Previously, SEOmoz was just a set of
Inside, you’ll find things like:
- Followerwonk (free) – helps you analyze your Twitter followers, compare them, and find a better way of interacting with them.
- Open Site Explorer (free) – lets you compare other sites and spy on what they are doing in terms of online marketing.
- MozBar (free) – handy browser toolbar for quick website analysis.
- Fresh Web Explorer – lets you analyze mentions of your brand or any other keyword for that matter. In a way, it’s similar to Google Alerts, only way better.
- Rank Tracker – see how well your pages are doing for your desired keywords. Simple.
- On-Page Grader – measure the level of your on-page optimization.
- Keyword Analysis – find out how difficult certain keywords are to tackle and rank for with content marketing.
If you’d like to check some alternatives, feel free to visit Raven Tools or BuzzStream. But keep in mind that they offer slightly different functionalities than Moz.
# 4. IFTTT
IFTTT is If This Then That – cool sounding name, but the tool itself is even cooler. Basically, it allows you to make connections between various online tools and set some actions based on those connections. This can be a great thing for content discovery or even keeping yourself updated with what’s going on with your campaigns and other projects.
For instance, here are some handy “recipes” that you can cook on your IFTTT; all of the following are done automatically once you set it up – no supervision required:
- Take a new entry from your site and post it on Twitter. Or post it anywhere actually (Facebook, LinkedIn, Delicious, Buffer).
- Every email starred in Gmail gets posted to Evernote or Google Drive.

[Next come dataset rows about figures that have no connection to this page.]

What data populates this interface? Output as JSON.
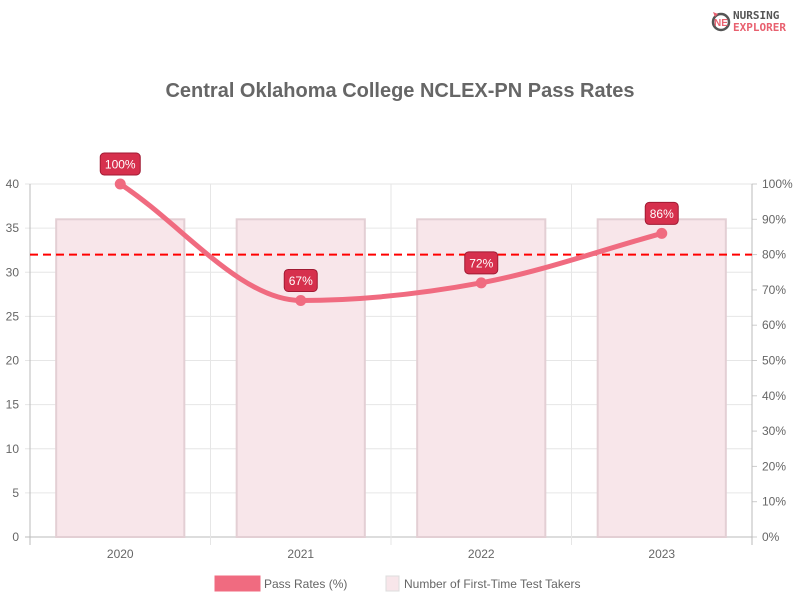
{
  "logo": {
    "line1": "NURSING",
    "line2": "EXPLORER"
  },
  "chart_data": {
    "type": "bar+line",
    "title": "Central Oklahoma College NCLEX-PN Pass Rates",
    "categories": [
      "2020",
      "2021",
      "2022",
      "2023"
    ],
    "series": [
      {
        "name": "Pass Rates (%)",
        "type": "line",
        "axis": "right",
        "values": [
          100,
          67,
          72,
          86
        ],
        "labels": [
          "100%",
          "67%",
          "72%",
          "86%"
        ],
        "color": "#f06b80"
      },
      {
        "name": "Number of First-Time Test Takers",
        "type": "bar",
        "axis": "left",
        "values": [
          36,
          36,
          36,
          36
        ],
        "color": "#f8e6ea"
      }
    ],
    "left_axis": {
      "min": 0,
      "max": 40,
      "ticks": [
        "0",
        "5",
        "10",
        "15",
        "20",
        "25",
        "30",
        "35",
        "40"
      ]
    },
    "right_axis": {
      "min": 0,
      "max": 100,
      "ticks": [
        "0%",
        "10%",
        "20%",
        "30%",
        "40%",
        "50%",
        "60%",
        "70%",
        "80%",
        "90%",
        "100%"
      ]
    },
    "reference_line": {
      "value": 80,
      "axis": "right",
      "style": "dashed",
      "color": "#ff0000"
    },
    "grid": true,
    "legend": "bottom"
  }
}
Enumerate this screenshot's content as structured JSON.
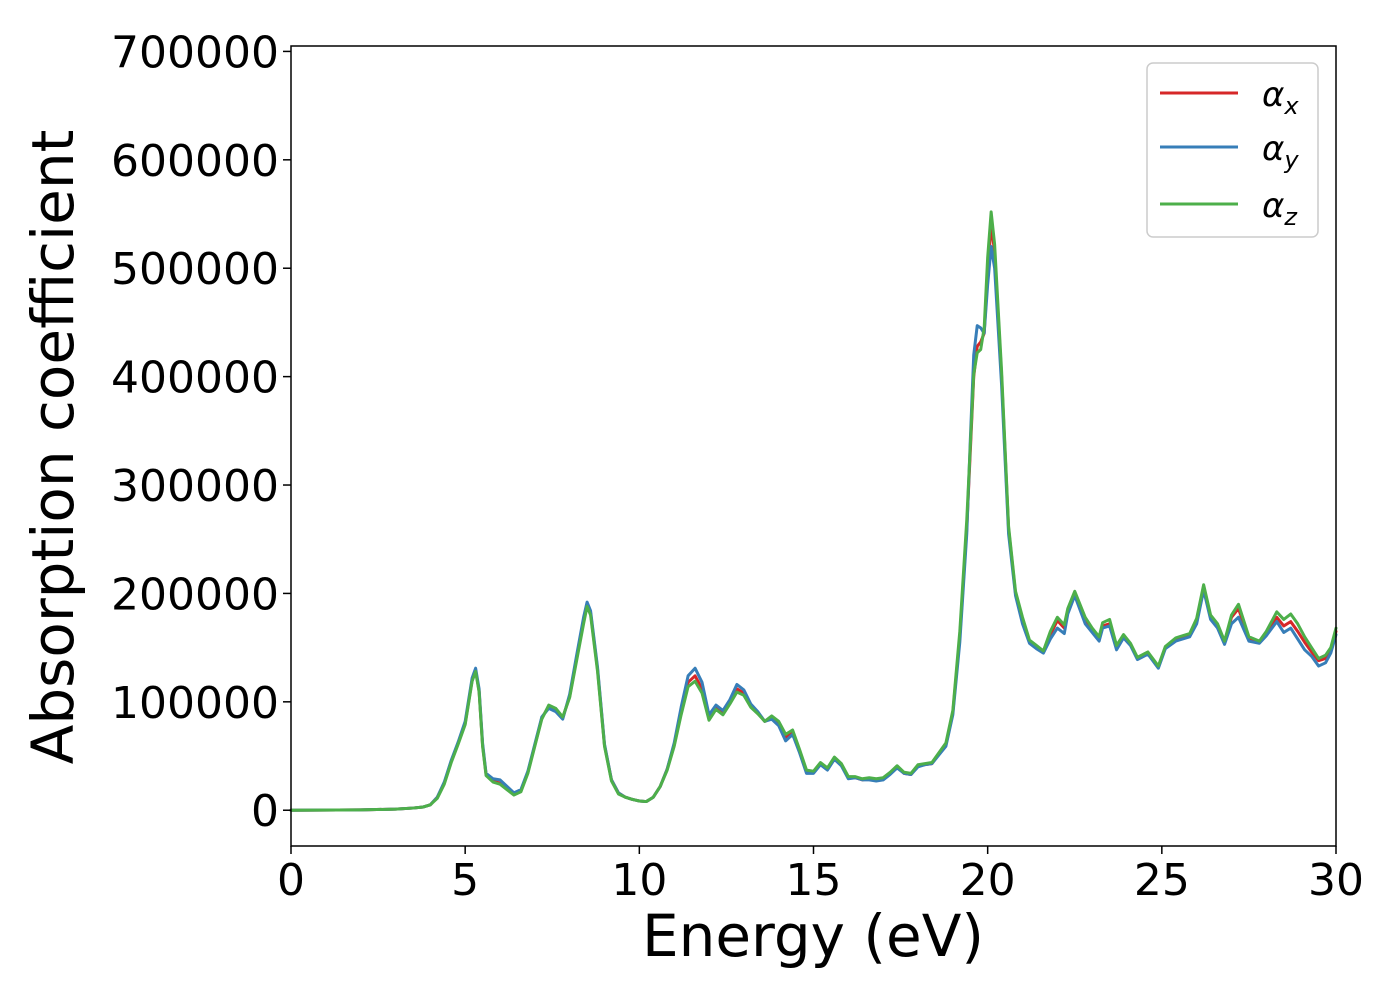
{
  "chart_data": {
    "type": "line",
    "title": "",
    "xlabel": "Energy (eV)",
    "ylabel": "Absorption coefficient",
    "xlim": [
      0,
      30
    ],
    "ylim": [
      -33000,
      705000
    ],
    "xticks": [
      0,
      5,
      10,
      15,
      20,
      25,
      30
    ],
    "yticks": [
      0,
      100000,
      200000,
      300000,
      400000,
      500000,
      600000,
      700000
    ],
    "grid": false,
    "legend_position": "top-right",
    "series": [
      {
        "name": "α_x",
        "color": "#d62728",
        "x": [
          0,
          2,
          3,
          3.5,
          3.8,
          4.0,
          4.2,
          4.4,
          4.6,
          4.8,
          5.0,
          5.2,
          5.3,
          5.4,
          5.5,
          5.6,
          5.8,
          6.0,
          6.2,
          6.4,
          6.6,
          6.8,
          7.0,
          7.2,
          7.4,
          7.6,
          7.8,
          8.0,
          8.2,
          8.4,
          8.5,
          8.6,
          8.8,
          9.0,
          9.2,
          9.4,
          9.6,
          9.8,
          10.0,
          10.2,
          10.4,
          10.6,
          10.8,
          11.0,
          11.2,
          11.4,
          11.6,
          11.8,
          12.0,
          12.2,
          12.4,
          12.6,
          12.8,
          13.0,
          13.2,
          13.4,
          13.6,
          13.8,
          14.0,
          14.2,
          14.4,
          14.6,
          14.8,
          15.0,
          15.2,
          15.4,
          15.6,
          15.8,
          16.0,
          16.2,
          16.4,
          16.6,
          16.8,
          17.0,
          17.2,
          17.4,
          17.6,
          17.8,
          18.0,
          18.2,
          18.4,
          18.6,
          18.8,
          19.0,
          19.2,
          19.4,
          19.5,
          19.6,
          19.7,
          19.8,
          19.9,
          20.0,
          20.1,
          20.2,
          20.4,
          20.6,
          20.8,
          21.0,
          21.2,
          21.4,
          21.6,
          21.8,
          22.0,
          22.2,
          22.3,
          22.5,
          22.8,
          23.0,
          23.2,
          23.3,
          23.5,
          23.7,
          23.9,
          24.1,
          24.3,
          24.6,
          24.9,
          25.1,
          25.4,
          25.8,
          26.0,
          26.2,
          26.4,
          26.6,
          26.8,
          27.0,
          27.2,
          27.5,
          27.8,
          28.0,
          28.3,
          28.5,
          28.7,
          28.9,
          29.1,
          29.3,
          29.5,
          29.7,
          29.85,
          30.0
        ],
        "values": [
          0,
          300,
          1000,
          2000,
          3000,
          5000,
          12000,
          25000,
          45000,
          62000,
          80000,
          120000,
          129000,
          110000,
          60000,
          33000,
          27000,
          25000,
          20000,
          15000,
          18000,
          35000,
          60000,
          85000,
          96000,
          93000,
          85000,
          105000,
          140000,
          175000,
          190000,
          182000,
          130000,
          60000,
          28000,
          16000,
          12000,
          10000,
          8500,
          8000,
          12000,
          22000,
          38000,
          60000,
          90000,
          118000,
          124000,
          112000,
          85000,
          95000,
          90000,
          100000,
          112000,
          108000,
          96000,
          90000,
          82000,
          85000,
          80000,
          67000,
          72000,
          55000,
          36000,
          35000,
          43000,
          38000,
          48000,
          42000,
          30000,
          30000,
          28000,
          29000,
          28000,
          29000,
          34000,
          40000,
          34000,
          33000,
          41000,
          42000,
          43000,
          52000,
          60000,
          90000,
          160000,
          260000,
          330000,
          400000,
          428000,
          432000,
          440000,
          495000,
          540000,
          515000,
          400000,
          260000,
          200000,
          175000,
          155000,
          150000,
          146000,
          162000,
          175000,
          168000,
          183000,
          200000,
          175000,
          166000,
          158000,
          170000,
          172000,
          150000,
          160000,
          153000,
          140000,
          145000,
          132000,
          150000,
          158000,
          162000,
          175000,
          206000,
          178000,
          170000,
          155000,
          178000,
          186000,
          158000,
          155000,
          163000,
          178000,
          170000,
          174000,
          165000,
          155000,
          146000,
          138000,
          140000,
          148000,
          165000
        ]
      },
      {
        "name": "α_y",
        "color": "#377eb8",
        "x": [
          0,
          2,
          3,
          3.5,
          3.8,
          4.0,
          4.2,
          4.4,
          4.6,
          4.8,
          5.0,
          5.2,
          5.3,
          5.4,
          5.5,
          5.6,
          5.8,
          6.0,
          6.2,
          6.4,
          6.6,
          6.8,
          7.0,
          7.2,
          7.4,
          7.6,
          7.8,
          8.0,
          8.2,
          8.4,
          8.5,
          8.6,
          8.8,
          9.0,
          9.2,
          9.4,
          9.6,
          9.8,
          10.0,
          10.2,
          10.4,
          10.6,
          10.8,
          11.0,
          11.2,
          11.4,
          11.6,
          11.8,
          12.0,
          12.2,
          12.4,
          12.6,
          12.8,
          13.0,
          13.2,
          13.4,
          13.6,
          13.8,
          14.0,
          14.2,
          14.4,
          14.6,
          14.8,
          15.0,
          15.2,
          15.4,
          15.6,
          15.8,
          16.0,
          16.2,
          16.4,
          16.6,
          16.8,
          17.0,
          17.2,
          17.4,
          17.6,
          17.8,
          18.0,
          18.2,
          18.4,
          18.6,
          18.8,
          19.0,
          19.2,
          19.4,
          19.5,
          19.6,
          19.7,
          19.8,
          19.9,
          20.0,
          20.1,
          20.2,
          20.4,
          20.6,
          20.8,
          21.0,
          21.2,
          21.4,
          21.6,
          21.8,
          22.0,
          22.2,
          22.3,
          22.5,
          22.8,
          23.0,
          23.2,
          23.3,
          23.5,
          23.7,
          23.9,
          24.1,
          24.3,
          24.6,
          24.9,
          25.1,
          25.4,
          25.8,
          26.0,
          26.2,
          26.4,
          26.6,
          26.8,
          27.0,
          27.2,
          27.5,
          27.8,
          28.0,
          28.3,
          28.5,
          28.7,
          28.9,
          29.1,
          29.3,
          29.5,
          29.7,
          29.85,
          30.0
        ],
        "values": [
          0,
          300,
          1000,
          2000,
          3000,
          5000,
          12000,
          26000,
          46000,
          63000,
          82000,
          122000,
          131000,
          112000,
          62000,
          34000,
          29000,
          28000,
          22000,
          16000,
          19000,
          36000,
          61000,
          86000,
          94000,
          91000,
          84000,
          107000,
          143000,
          178000,
          192000,
          184000,
          132000,
          61000,
          28000,
          16000,
          12000,
          10000,
          8500,
          8000,
          12000,
          22000,
          38000,
          62000,
          95000,
          124000,
          131000,
          118000,
          88000,
          97000,
          92000,
          102000,
          116000,
          111000,
          98000,
          91000,
          82000,
          84000,
          78000,
          64000,
          70000,
          53000,
          34000,
          34000,
          42000,
          37000,
          47000,
          41000,
          29000,
          30000,
          28000,
          28000,
          27000,
          28000,
          33000,
          39000,
          34000,
          33000,
          40000,
          42000,
          43000,
          51000,
          59000,
          88000,
          155000,
          255000,
          340000,
          420000,
          447000,
          445000,
          440000,
          485000,
          520000,
          500000,
          392000,
          255000,
          198000,
          172000,
          154000,
          149000,
          145000,
          158000,
          168000,
          163000,
          181000,
          198000,
          172000,
          164000,
          156000,
          168000,
          170000,
          148000,
          159000,
          152000,
          139000,
          144000,
          131000,
          149000,
          156000,
          160000,
          172000,
          203000,
          176000,
          168000,
          153000,
          172000,
          178000,
          156000,
          154000,
          161000,
          174000,
          164000,
          168000,
          158000,
          148000,
          142000,
          133000,
          136000,
          145000,
          162000
        ]
      },
      {
        "name": "α_z",
        "color": "#4daf4a",
        "x": [
          0,
          2,
          3,
          3.5,
          3.8,
          4.0,
          4.2,
          4.4,
          4.6,
          4.8,
          5.0,
          5.2,
          5.3,
          5.4,
          5.5,
          5.6,
          5.8,
          6.0,
          6.2,
          6.4,
          6.6,
          6.8,
          7.0,
          7.2,
          7.4,
          7.6,
          7.8,
          8.0,
          8.2,
          8.4,
          8.5,
          8.6,
          8.8,
          9.0,
          9.2,
          9.4,
          9.6,
          9.8,
          10.0,
          10.2,
          10.4,
          10.6,
          10.8,
          11.0,
          11.2,
          11.4,
          11.6,
          11.8,
          12.0,
          12.2,
          12.4,
          12.6,
          12.8,
          13.0,
          13.2,
          13.4,
          13.6,
          13.8,
          14.0,
          14.2,
          14.4,
          14.6,
          14.8,
          15.0,
          15.2,
          15.4,
          15.6,
          15.8,
          16.0,
          16.2,
          16.4,
          16.6,
          16.8,
          17.0,
          17.2,
          17.4,
          17.6,
          17.8,
          18.0,
          18.2,
          18.4,
          18.6,
          18.8,
          19.0,
          19.2,
          19.4,
          19.5,
          19.6,
          19.7,
          19.8,
          19.9,
          20.0,
          20.1,
          20.2,
          20.4,
          20.6,
          20.8,
          21.0,
          21.2,
          21.4,
          21.6,
          21.8,
          22.0,
          22.2,
          22.3,
          22.5,
          22.8,
          23.0,
          23.2,
          23.3,
          23.5,
          23.7,
          23.9,
          24.1,
          24.3,
          24.6,
          24.9,
          25.1,
          25.4,
          25.8,
          26.0,
          26.2,
          26.4,
          26.6,
          26.8,
          27.0,
          27.2,
          27.5,
          27.8,
          28.0,
          28.3,
          28.5,
          28.7,
          28.9,
          29.1,
          29.3,
          29.5,
          29.7,
          29.85,
          30.0
        ],
        "values": [
          0,
          300,
          1000,
          2000,
          3000,
          5000,
          11000,
          24000,
          44000,
          61000,
          79000,
          119000,
          128000,
          109000,
          59000,
          32000,
          26000,
          24000,
          19000,
          14000,
          17000,
          34000,
          59000,
          84000,
          97000,
          94000,
          86000,
          104000,
          138000,
          172000,
          188000,
          180000,
          128000,
          59000,
          27000,
          15000,
          12000,
          10000,
          8500,
          8000,
          12000,
          22000,
          37000,
          59000,
          88000,
          114000,
          119000,
          108000,
          83000,
          93000,
          88000,
          98000,
          109000,
          106000,
          95000,
          89000,
          82000,
          87000,
          82000,
          70000,
          74000,
          56000,
          37000,
          36000,
          44000,
          39000,
          49000,
          43000,
          31000,
          31000,
          29000,
          30000,
          29000,
          30000,
          35000,
          41000,
          35000,
          34000,
          42000,
          43000,
          44000,
          53000,
          62000,
          92000,
          165000,
          268000,
          335000,
          402000,
          422000,
          425000,
          445000,
          510000,
          552000,
          522000,
          405000,
          262000,
          202000,
          178000,
          157000,
          152000,
          147000,
          165000,
          178000,
          171000,
          186000,
          202000,
          178000,
          168000,
          160000,
          173000,
          176000,
          152000,
          162000,
          154000,
          141000,
          146000,
          133000,
          151000,
          159000,
          163000,
          177000,
          208000,
          180000,
          172000,
          156000,
          180000,
          190000,
          160000,
          156000,
          165000,
          183000,
          176000,
          181000,
          172000,
          160000,
          150000,
          140000,
          143000,
          150000,
          168000
        ]
      }
    ]
  },
  "legend": {
    "entries": [
      {
        "symbol": "α",
        "subscript": "x"
      },
      {
        "symbol": "α",
        "subscript": "y"
      },
      {
        "symbol": "α",
        "subscript": "z"
      }
    ]
  }
}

- Update your Facebook page whenever you add a new post on your site.
- Set your Buffer updates via SMS.
- Quick-add Google Calendar events via SMS.
- Get SMS notifications for new emails in Gmail.

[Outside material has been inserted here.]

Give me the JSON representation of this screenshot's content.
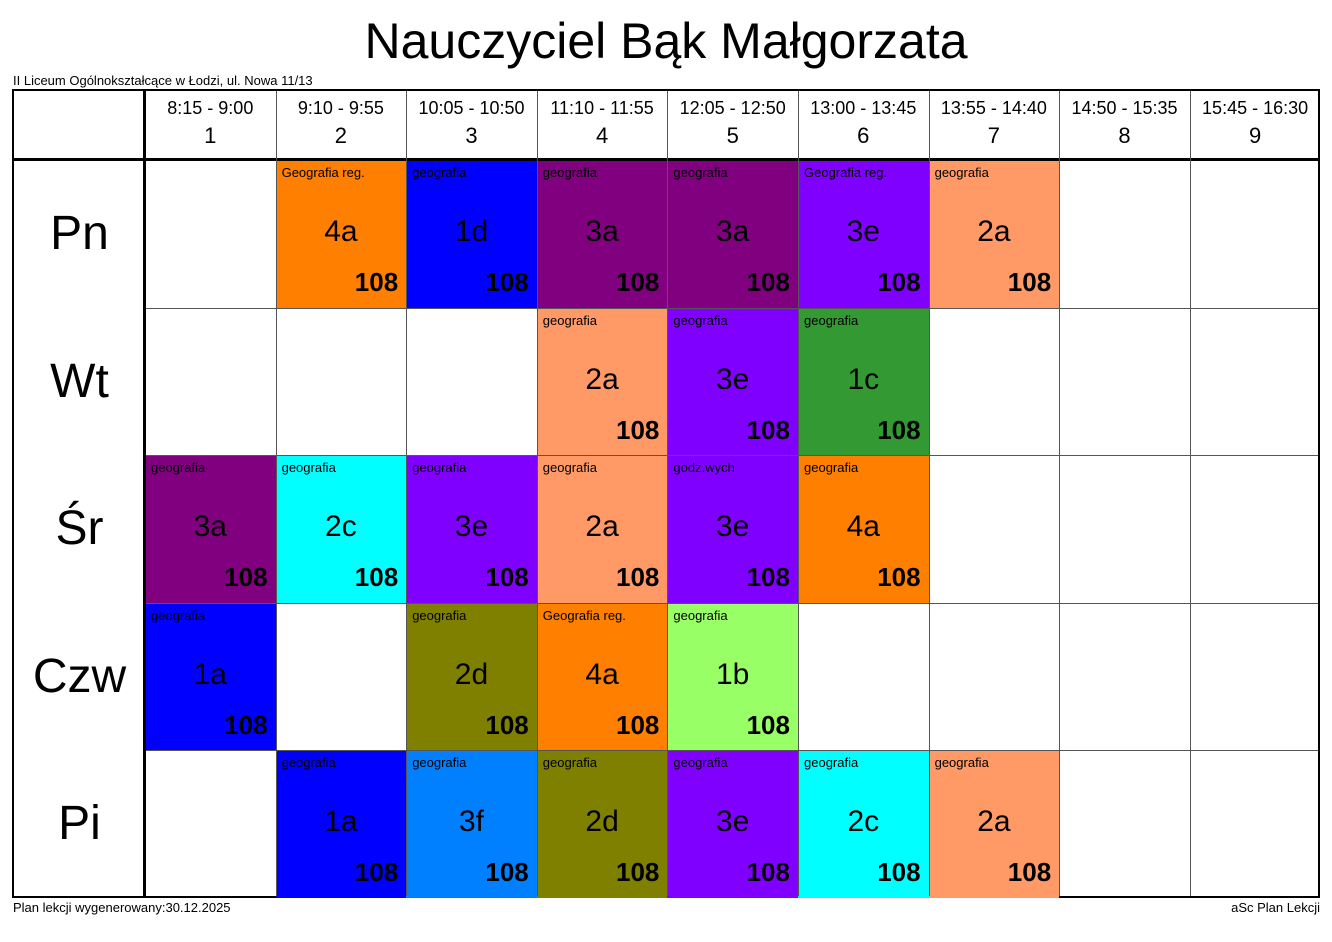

- Get SMS notifications if someone publishes a new post on a blog that’s important to you.
- Tweet your Facebook status updates.
- “Note to self” – save your SMS message to Dropbox or Evernote.
- Lastly, you can create your own recipes, so the only thing limiting you is your imagination.
# 5. Backblaze
I’m kind of a back-up freak. Sorry about this. But when it comes to content marketing, your content is EVERYTHING. So if you should happen to lose it one day for any reason, it can very well mean the end of your online presence.

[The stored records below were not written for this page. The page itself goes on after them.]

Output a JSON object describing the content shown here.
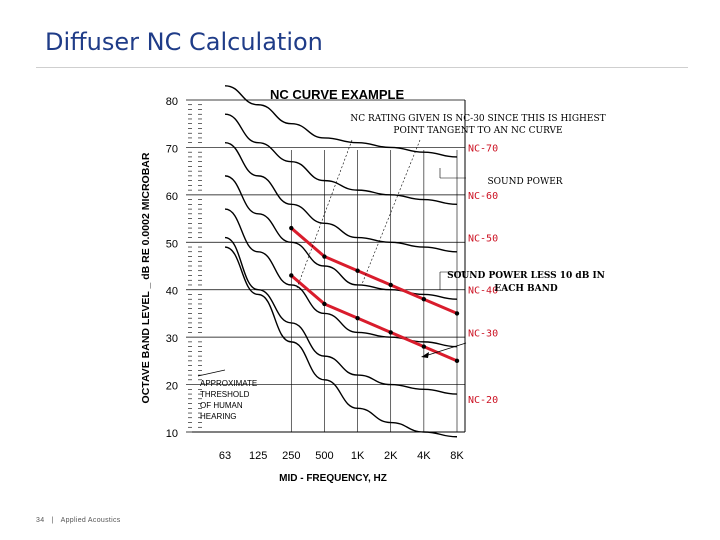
{
  "slide": {
    "title": "Diffuser NC Calculation",
    "footer_page": "34",
    "footer_separator": "|",
    "footer_text": "Applied Acoustics"
  },
  "colors": {
    "title": "#1f3c88",
    "curves": "#000000",
    "highlight": "#d91c2c",
    "nc_labels": "#cc1122"
  },
  "chart_data": {
    "type": "line",
    "title": "NC CURVE EXAMPLE",
    "xlabel": "MID - FREQUENCY, HZ",
    "ylabel": "OCTAVE BAND LEVEL _ dB RE 0.0002 MICROBAR",
    "x": [
      "63",
      "125",
      "250",
      "500",
      "1K",
      "2K",
      "4K",
      "8K"
    ],
    "yticks": [
      "80",
      "70",
      "60",
      "50",
      "40",
      "30",
      "20",
      "10"
    ],
    "ylim": [
      10,
      80
    ],
    "grid": false,
    "series": [
      {
        "name": "NC-70",
        "values": [
          83,
          79,
          75,
          72,
          71,
          70,
          69,
          68
        ]
      },
      {
        "name": "NC-60",
        "values": [
          77,
          71,
          67,
          63,
          61,
          60,
          59,
          58
        ]
      },
      {
        "name": "NC-50",
        "values": [
          71,
          64,
          58,
          54,
          51,
          50,
          49,
          48
        ]
      },
      {
        "name": "NC-40",
        "values": [
          64,
          56,
          50,
          45,
          41,
          40,
          39,
          38
        ]
      },
      {
        "name": "NC-30",
        "values": [
          57,
          48,
          41,
          35,
          31,
          30,
          29,
          28
        ]
      },
      {
        "name": "NC-20",
        "values": [
          51,
          40,
          33,
          26,
          22,
          20,
          19,
          18
        ]
      },
      {
        "name": "",
        "values": [
          49,
          39,
          29,
          21,
          15,
          12,
          10,
          9
        ]
      }
    ],
    "nc_labels": [
      {
        "text": "NC-70",
        "y": 70
      },
      {
        "text": "NC-60",
        "y": 60
      },
      {
        "text": "NC-50",
        "y": 51
      },
      {
        "text": "NC-40",
        "y": 40
      },
      {
        "text": "NC-30",
        "y": 31
      },
      {
        "text": "NC-20",
        "y": 17
      }
    ],
    "sound_power": {
      "x": [
        "250",
        "500",
        "1K",
        "2K",
        "4K",
        "8K"
      ],
      "values": [
        53,
        47,
        44,
        41,
        38,
        35
      ]
    },
    "sound_power_less_10db": {
      "x": [
        "250",
        "500",
        "1K",
        "2K",
        "4K",
        "8K"
      ],
      "values": [
        43,
        37,
        34,
        31,
        28,
        25
      ]
    },
    "annotations": {
      "rating_line1": "NC RATING GIVEN IS NC-30 SINCE THIS IS HIGHEST",
      "rating_line2": "POINT TANGENT TO AN NC CURVE",
      "sound_power": "SOUND POWER",
      "sound_power_less_line1": "SOUND POWER LESS 10 dB IN",
      "sound_power_less_line2": "EACH BAND",
      "threshold_lines": [
        "APPROXIMATE",
        "THRESHOLD",
        "OF HUMAN",
        "HEARING"
      ]
    }
  }
}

The simple fact is that hard disks fail. And them failing is not a matter of if, it’s a matter of when.
Backblaze comes to the rescue here. It’s a very cheap solution ($5 a month) that backs up everything on your computer (again, that’s every piece of data) and keeps it safely in the cloud. The best thing is that you get access to unlimited disk space, so you don’t have to worry about ever exceeding it.
To be honest, the day I installed Backblaze was the first day when I truly stopped worrying about going “caveman” again, if you know what I mean.
This closes my list of 5 great tools and techniques. Making it kind of short was intentional. I’m really tired of seeing those massive lists of 30+ tools for something. No one has time to try and use 30+ new tools at the same time. But, trying out just 5 is much more realistic and doable.
Anyway, let’s extend the list to 6. Do you know of any other tool that would look good here? Or maybe you have any questions about the ones I listed?